Le Centre de musique romantique française et l’Opéra de Rouen ont déjà exhumé la première partition de La Vie Parisienne d’Offenbach (2021). Cette fois, le retour à la source se fait essentiellement sur le plan visuel, faisant appel à des techniques artisanales à l’ancienne, notamment pour la peinture de décors, dans la scénographie d’Antoine Fontaine et sous les lumières d’Hervé Gary. Idem pour les costumes. Christian Lacroix a dessiné plus de 200 costumes en se référant aux images de l’époque. Avec un tel parti pris, certains craignaient un « vieillotisme », une « ringardise, » à la limite d’une espagnolade de cliché. Mais gare au préjugé ! Le résultat est « bluffant », car on perçoit clairement le goût théâtral de l’époque et un exotisme parfumé dans lesquels l’œuvre a été conçue, et avant tout, une cohérence qui permet facilement une conception dramaturgique. Cette production va loin dans sa démarche scientifique, ce qui la distingue des autres versions (de n’importe quel ouvrage) qui sont « à la manière de ».

Dans ces décors et costumes, on chante des récitatifs d’Ernest Guiraud au lieu de parties parlées. Le récitatif éliminait la difficulté de dialogues en français et assurait ainsi la large diffusion mondiale de l’œuvre. La grande cheffe de chant Janine Reiss (1921-2020) racontait, lors d’une master class à la Salle Cortot au début des années 2000, que lorsqu’un chanteur voulait travailler sur les dialogues de Carmen, elle lui avait répliqué : « Mais il n’y a pas de dialogue dans Carmen ! » Elle disait cela avec une touche d’autodérision, en s’excusant devant les étudiants de son ignorance de la jeunesse. Cette anecdote datait de quelques décennies par rapport au moment de l’« aveu », mais montre que le récitatif était si courant encore au milieu du XXe siècle qu’on ignorait totalement que cet opéra est avant tout un… opéra-comique ! Le temps a bien changé depuis, et pour nous qui ne connaissons que la version avec les dialogues, cette version présente au contraire bien des attraits…

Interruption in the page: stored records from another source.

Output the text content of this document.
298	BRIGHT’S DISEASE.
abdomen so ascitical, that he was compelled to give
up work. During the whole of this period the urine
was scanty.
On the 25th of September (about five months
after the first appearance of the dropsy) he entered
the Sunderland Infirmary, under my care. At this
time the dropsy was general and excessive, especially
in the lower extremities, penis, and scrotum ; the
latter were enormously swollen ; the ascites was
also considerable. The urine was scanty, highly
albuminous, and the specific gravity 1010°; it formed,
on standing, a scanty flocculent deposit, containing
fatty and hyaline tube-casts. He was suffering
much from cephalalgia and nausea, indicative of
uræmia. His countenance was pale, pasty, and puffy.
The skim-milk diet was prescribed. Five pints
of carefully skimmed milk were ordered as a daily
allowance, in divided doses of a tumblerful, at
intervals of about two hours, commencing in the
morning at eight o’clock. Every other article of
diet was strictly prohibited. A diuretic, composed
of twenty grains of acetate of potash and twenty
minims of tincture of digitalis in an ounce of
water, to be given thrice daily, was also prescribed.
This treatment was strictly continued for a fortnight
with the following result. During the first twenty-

Si ces récitatifs deviennent des attraits, c’est grâce à une très belle distribution, à commencer par Deepa Johnny dans le rôle-titre. Remplaçant Marianne Crebassa initialement prévue, la chanteuse canadienne originaire d’Oman révèle au public rouannais sa voix ronde et dense et sa projection naturelle. Très à l’aise dans les jeux de comédienne, elle a une présence scénique incontestable. Elle a tout pour ce personnage mythique, à la fois volatile et acharné, ayant un fond de caractère tragique. Et elle est tellement dans son rôle ! Bien qu’elle ait chanté Carmen dans La Tragédie de Carmen à Arden Opera, qui aurait cru que c’était sa prise de rôle dans l’opéra de Bizet ? À ses côtés, Thomas Atkins est Don José d’abord naïf, devenant obsessionnel par la suite. Le ténor lumineux a cependant été quelque peu éclipsé devant l'Escamillo imposant de Nicolas Courjal, surtout à l’acte III, où il fait preuve d’une très belle envolée dans les aigus face à son rival. Mais pour des raisons de santé, il a été remplacé dès la deuxième représentation. Le timbre charnu qu’on dirait de mezzo (voir d’alto par moments) d’Iulia Maria Dan semble trop consistant pour Micaëla. Sa diction assez floue ne facilite pas des phrasés fluides. Mais elle sera certainement de magnifiques héroïnes verdiennes par exemple… La distribution est également alléchante dans les rôles « secondaires ». Faustine de Monès (Frasquita) et Floriane Hasler (Mercédès) réalisent de bons échanges chantés dans la scène de cartes. Aux côtés de Florent Karrer (Le Dancaïr) discrètement affirmé, Thomas Morris (Le Remendado), en héritier du chant français « léger » et sonore à la manière de Michel Sénéchal, est une surprise dans cette production. Nicolas Brooymans et Yoann Dubruque, respectivement le lieutenant Zuniga et le brigadier Moralès, explorent leurs autorités lyriques pour user leurs autorités militaires. La présence de danseurs et de mimes (chorégraphiés par Vincent Chaillet) ajoute quelque chose de délicieusement désuet.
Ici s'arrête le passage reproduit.